06 January 2026, 11:09

Dortmunds teure Niederlage: Millionenforderung nach illegaler Hochhaus-Räumung

Ein Anschlagbrett mit ein paar Notizen daran.

Dortmunds teure Niederlage: Millionenforderung nach illegaler Hochhaus-Räumung

Dortmund drohen hohe Entschädigungsforderungen, nachdem ein Gericht die Räumung eines Hochhaus-Wohnkomplexes in Dortmund im Jahr 2017 für rechtswidrig erklärt hat.
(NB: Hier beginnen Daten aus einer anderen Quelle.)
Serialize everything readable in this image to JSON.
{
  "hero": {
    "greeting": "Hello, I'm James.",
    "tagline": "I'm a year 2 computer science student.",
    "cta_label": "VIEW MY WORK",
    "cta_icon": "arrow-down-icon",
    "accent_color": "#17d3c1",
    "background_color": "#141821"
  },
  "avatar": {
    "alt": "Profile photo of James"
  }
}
Das Oberverwaltungsgericht Münster urteilte, dass das Vorgehen der Stadt unverhältnismäßig war, und setzte den Behörden eine knappe Frist für eine Berufung. Sollte das Urteil Bestand haben, könnten die finanziellen Folgen für die Stadt in die Millionen gehen.

Im November 2025 hob der 7. Senat des Münsteraner Gerichts die 2017 verfügte Räumung von 412 Wohnungen in Dortmund auf. Die Richter erklärten die Zwangsräumung der Mieter für illegal und überzogen. Das Urteil gibt der Stadt ab dem 6. Januar 2026 eine Frist von 20 Tagen, um beim Bundesverwaltungsgericht in Leipzig Revision einzulegen.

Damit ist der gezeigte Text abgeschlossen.